Monday, 22 July 2013

Manchester Sound : The Massacre, Library Theatre Company, 14/6/13

When the Library Theatre Company moved out of their old home and started camping on the lounge floor of the
Lowry they announced that whilst they were homeless they were going to produce three site specific productions. 2011 saw the excellently realised Hard Times at Murray Mills in Ancoats, 2012 the magical Manchester Lines on the third floor of an office building at First Street. This year's third and apparently final venture is Manchester Sound : The Massacre, at a secret location in central Manchester, which promised to combine elements of the 90's underground rave scene in Manchester, with the Peterloo massacre of 1819, a concept that seemed bizarre and incongruous at first, but that turned out to be an amazing and unforgettable experience, talk about ending on a high! 

Writer Polly Wiseman has done an excellent job of bringing together two seemingly diverse eras, and finding the similarities in themes by concentrating on the human motivation and impact. The gentry's actions to quell the gathering of the masses in Peterloo is shown to have parallels with the government's moves to outlaw the rave scene in late 80's, and the focus is very firmly upon the individuals motivation and reaction to these two movements. 

Initially the two threads of the story are kept separate, but increasingly they entwine and the characters begin to interact, both with each others worlds, and each other directly, sometimes in humorous ways, and sometimes in extremely touching and powerful exchanges, acting as a call to arms for the young characters to find a sense of purpose and direction, to find something in life to stand up for.  The final scene was extremely powerful and inspiring and almost had me in tears.

The experience itself was quite unique, the audience was gathered in a car park location nearby and were soon
joined by cast members as we waited for news of where tonight's 'rave' would take place. I think it's fair to say the audience on the night I attended were the most unlikely looking bunch of ravers going, but the main and community cast did a brilliant job from the start of getting us into the mood! Once instructions had been received, we were guided in a very roundabout route to the location of the gathering, gaining bemused stares along the way from the early evening bystanders, and were admitted to the location by the door crew, where pounding music could already be heard. 

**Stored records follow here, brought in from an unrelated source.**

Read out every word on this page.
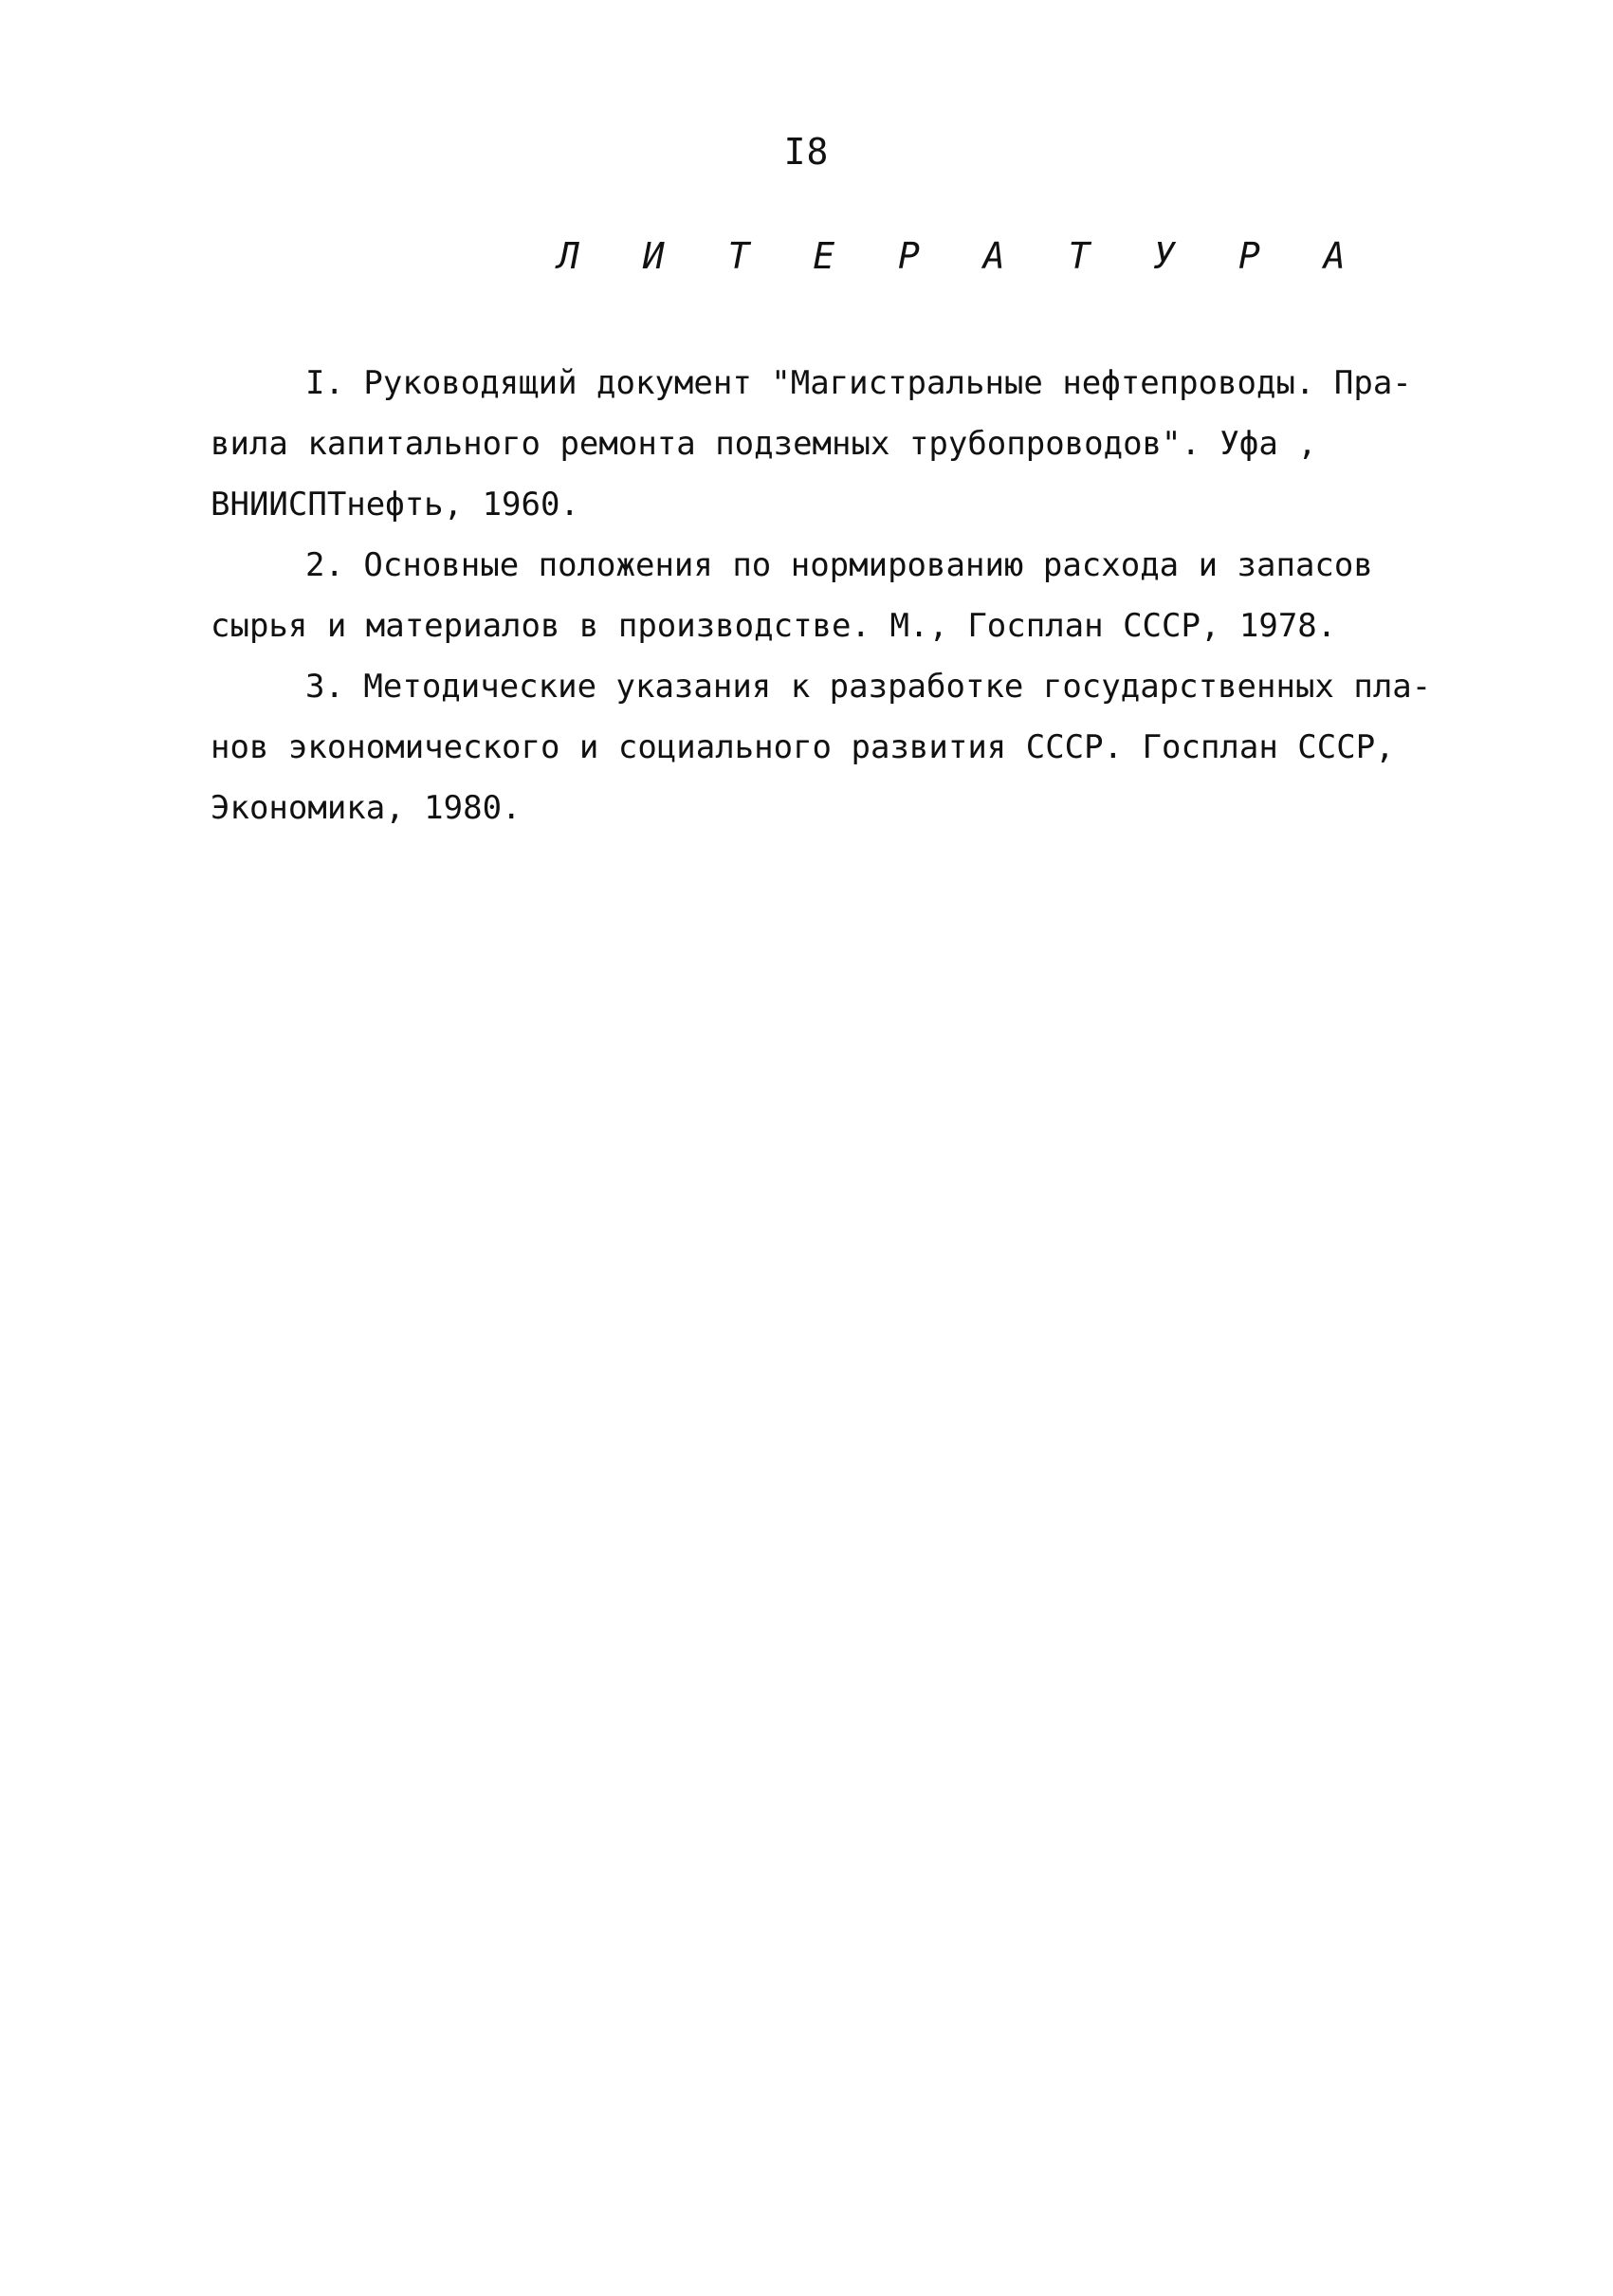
I8
Л И Т Е Р А Т У Р А
I. Руководящий документ "Магистральные нефтепроводы. Пра-
вила капитального ремонта подземных трубопроводов". Уфа ,
ВНИИСПТнефть, 1960.
2. Основные положения по нормированию расхода и запасов
сырья и материалов в производстве. М., Госплан СССР, 1978.
3. Методические указания к разработке государственных пла-
нов экономического и социального развития СССР. Госплан СССР,
Экономика, 1980.
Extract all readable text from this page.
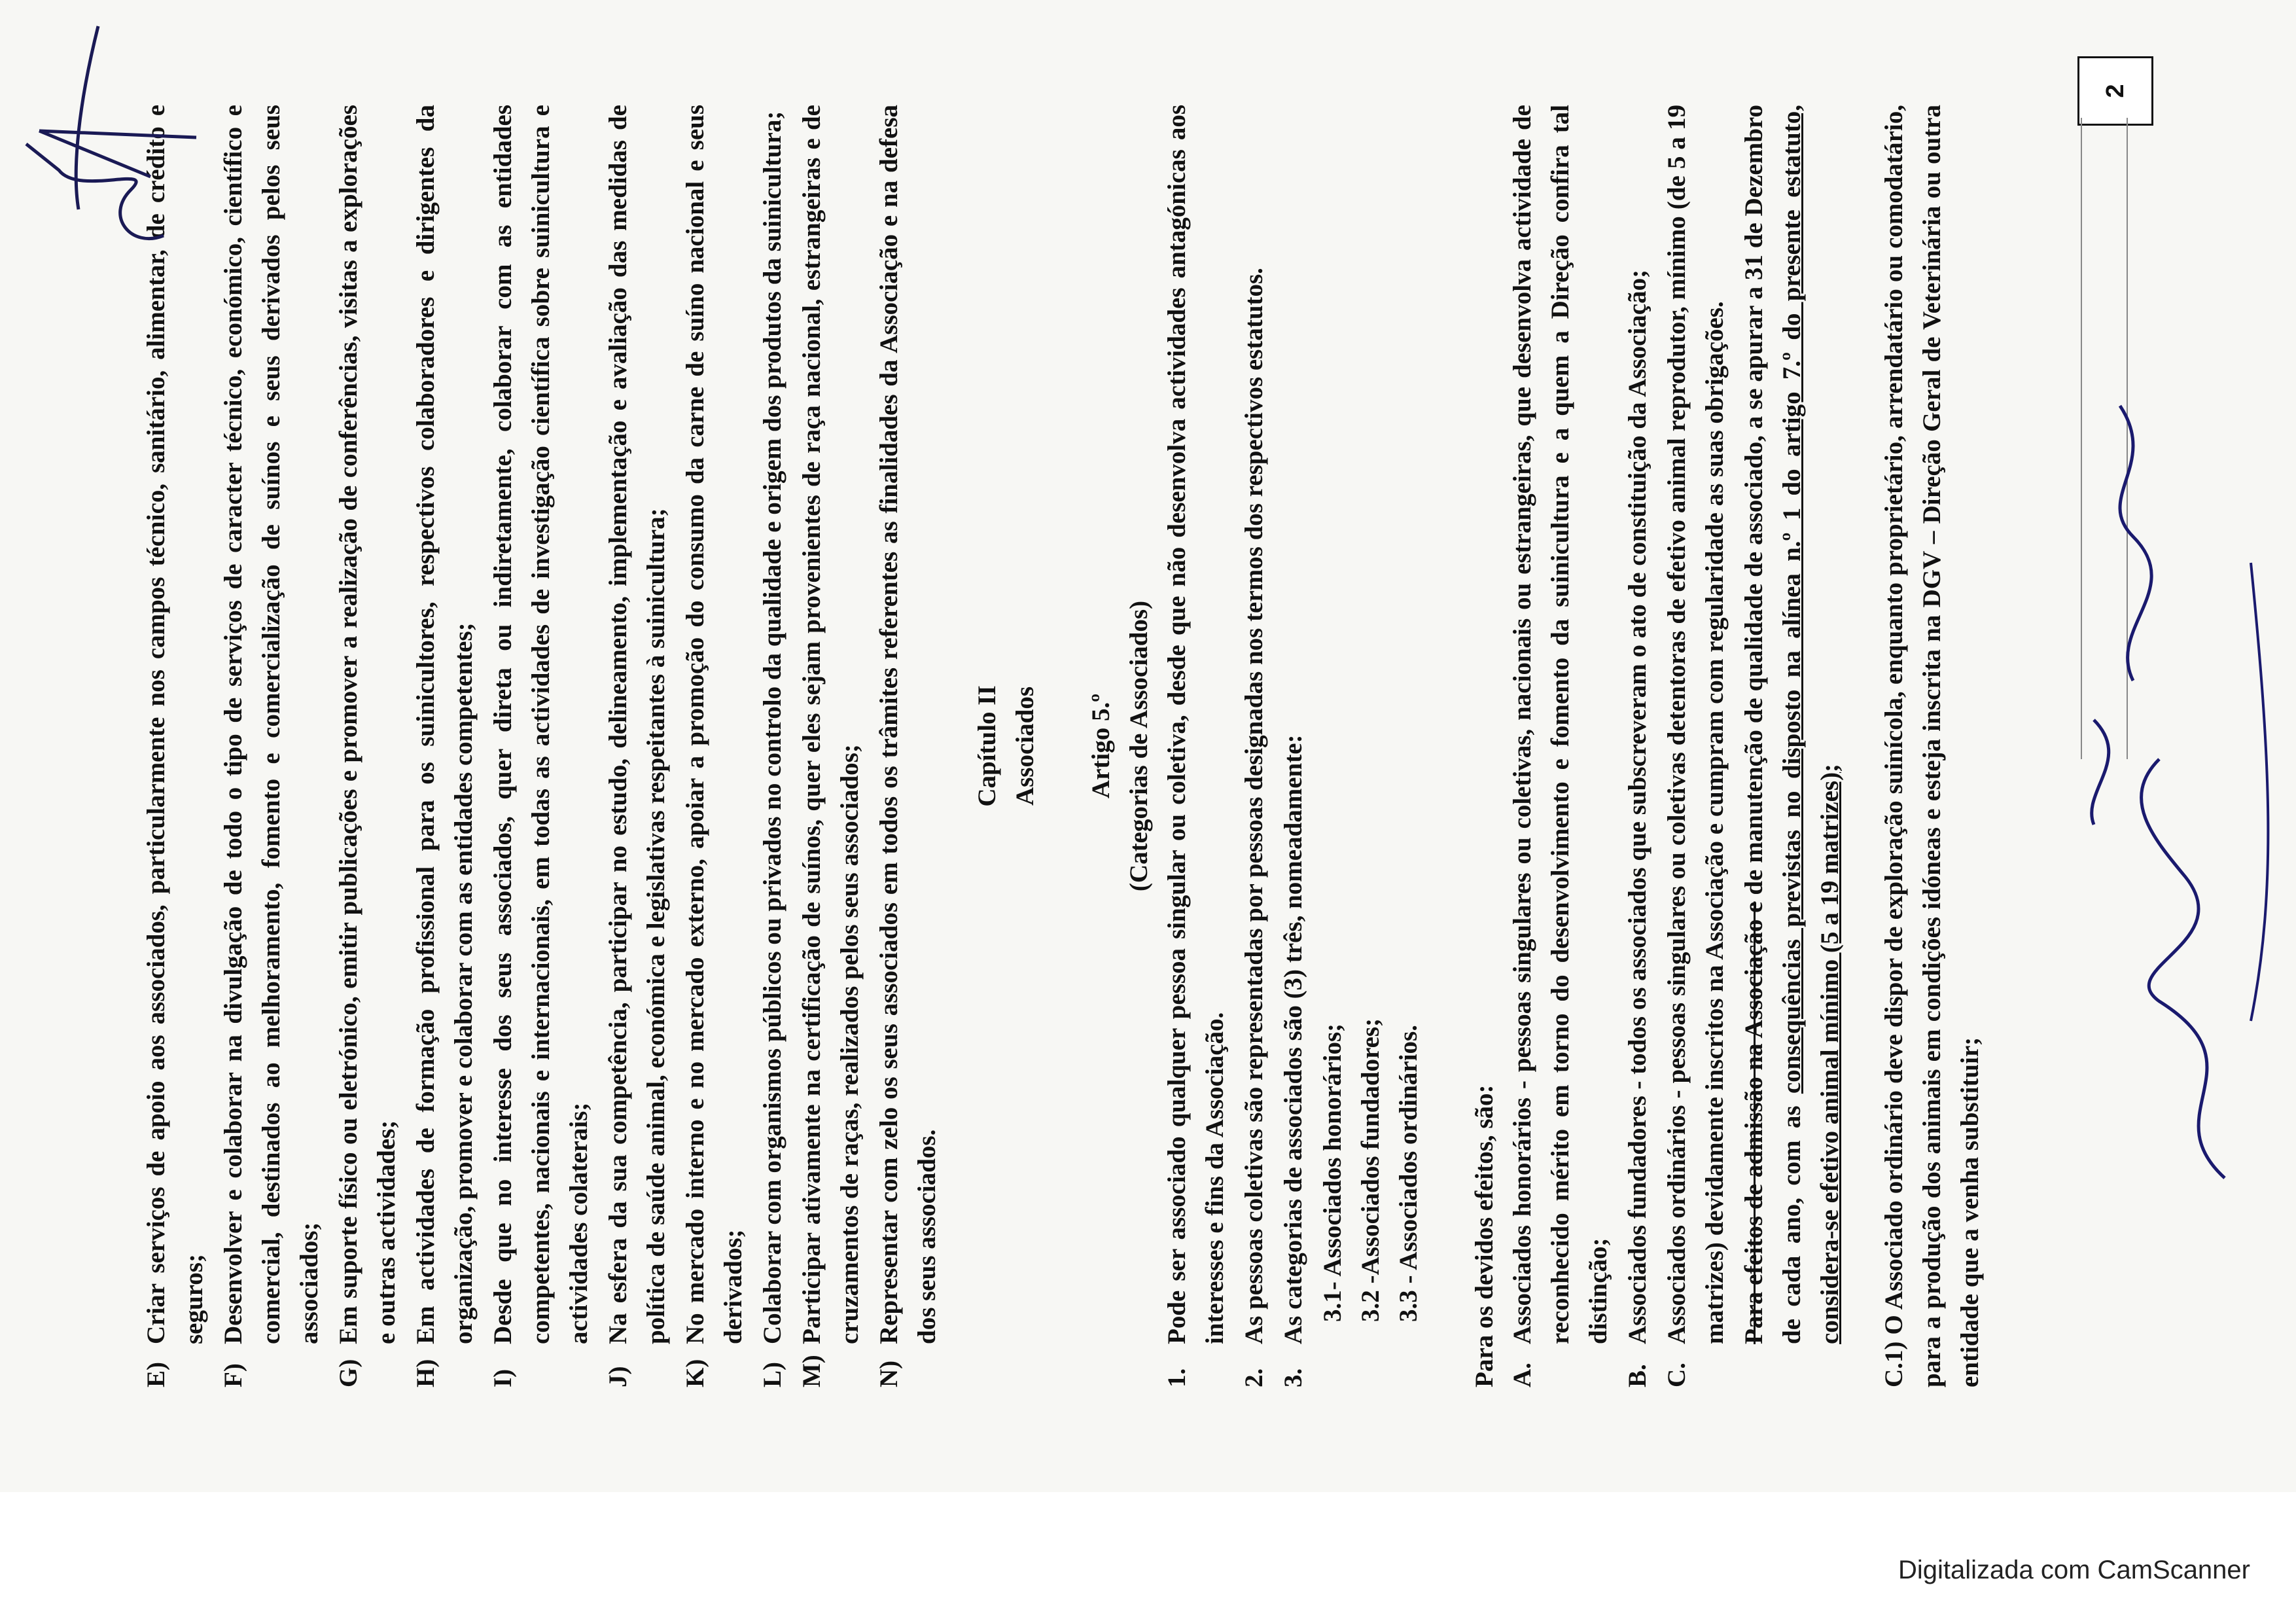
E)
Criar serviços de apoio aos associados, particularmente nos campos técnico, sanitário, alimentar, de crédito e seguros;
F)
Desenvolver e colaborar na divulgação de todo o tipo de serviços de caracter técnico, económico, científico e comercial, destinados ao melhoramento, fomento e comercialização de suínos e seus derivados pelos seus associados;
G)
Em suporte físico ou eletrónico, emitir publicações e promover a realização de conferências, visitas a explorações e outras actividades;
H)
Em actividades de formação profissional para os suinicultores, respectivos colaboradores e dirigentes da organização, promover e colaborar com as entidades competentes;
I)
Desde que no interesse dos seus associados, quer direta ou indiretamente, colaborar com as entidades competentes, nacionais e internacionais, em todas as actividades de investigação científica sobre suinicultura e actividades colaterais;
J)
Na esfera da sua competência, participar no estudo, delineamento, implementação e avaliação das medidas de política de saúde animal, económica e legislativas respeitantes à suinicultura;
K)
No mercado interno e no mercado externo, apoiar a promoção do consumo da carne de suíno nacional e seus derivados;
L)
Colaborar com organismos públicos ou privados no controlo da qualidade e origem dos produtos da suinicultura;
M)
Participar ativamente na certificação de suínos, quer eles sejam provenientes de raça nacional, estrangeiras e de cruzamentos de raças, realizados pelos seus associados;
N)
Representar com zelo os seus associados em todos os trâmites referentes as finalidades da Associação e na defesa dos seus associados.
Capítulo II Associados Artigo 5.º (Categorias de Associados)
1.
Pode ser associado qualquer pessoa singular ou coletiva, desde que não desenvolva actividades antagónicas aos interesses e fins da Associação.
2.
As pessoas coletivas são representadas por pessoas designadas nos termos dos respectivos estatutos.
3.
As categorias de associados são (3) três, nomeadamente: 3.1- Associados honorários; 3.2 -Associados fundadores; 3.3 - Associados ordinários. Para os devidos efeitos, são: A.
Associados honorários - pessoas singulares ou coletivas, nacionais ou estrangeiras, que desenvolva actividade de reconhecido mérito em torno do desenvolvimento e fomento da suinicultura e a quem a Direção confira tal distinção;
B.
Associados fundadores - todos os associados que subscreveram o ato de constituição da Associação;
C.
Associados ordinários - pessoas singulares ou coletivas detentoras de efetivo animal reprodutor, mínimo (de 5 a 19 matrizes) devidamente inscritos na Associação e cumpram com regularidade as suas obrigações. Para efeitos de admissão na Associação e de manutenção de qualidade de associado, a se apurar a 31 de Dezembro de cada ano, com as consequências previstas no disposto na alínea n.º 1 do artigo 7.º do presente estatuto, considera-se efetivo animal mínimo (5 a 19 matrizes); C.1) O Associado ordinário deve dispor de exploração suinícola, enquanto proprietário, arrendatário ou comodatário, para a produção dos animais em condições idóneas e esteja inscrita na DGV – Direção Geral de Veterinária ou outra entidade que a venha substituir;
2
Digitalizada com CamScanner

The set for the production has been built over three floors of an old building in central Manchester, there are hints dotted around of its former use in the garment trade, and the design is simple but versatile and very effective. The main space on the first floor is where the majority of activity takes place, and in a similar way to Hard Times, the audience mingle with the action, moving around of their own accord as different scenes take place. There is some gentle ushering incorporated into the production to move people between floors, but it is managed in such a way as to not break the mood of the event at all.

Each cast member takes on two roles, one from each era, and this is done so seamlessly that it actually took
me a little while to realise it was happening, especially with Rachel Austen playing Allegra/Jemima, who I was convinced was two actresses for a while! The whole cast was strong, but I was particularly struck by the performances of Rachel, Stephen Fewell as DJ Liberty/ Henry Hunt, Leah Hackett as Evie/Lizzie and Janey Lawson as Debbie ( the door whore)/Mary. Each managed to portray the differences and similarities in their individual characters excellently. Mention should also go to the brilliant community company that has been formed for this production who brought things together wonderfully and gave great performances.

All in all I found this a unique experience from start to finish, I danced, I popped pills (which 'might' have been Skittles), I was amused and moved to tears, and took away a strong message about the need to stand up for a cause, so if you see me marching the streets with a placard campaigning for more of this kind of innovative site specific theatre from the LTC ( or whatever it is going to be called when it moves to its new 'home') then you'll know why!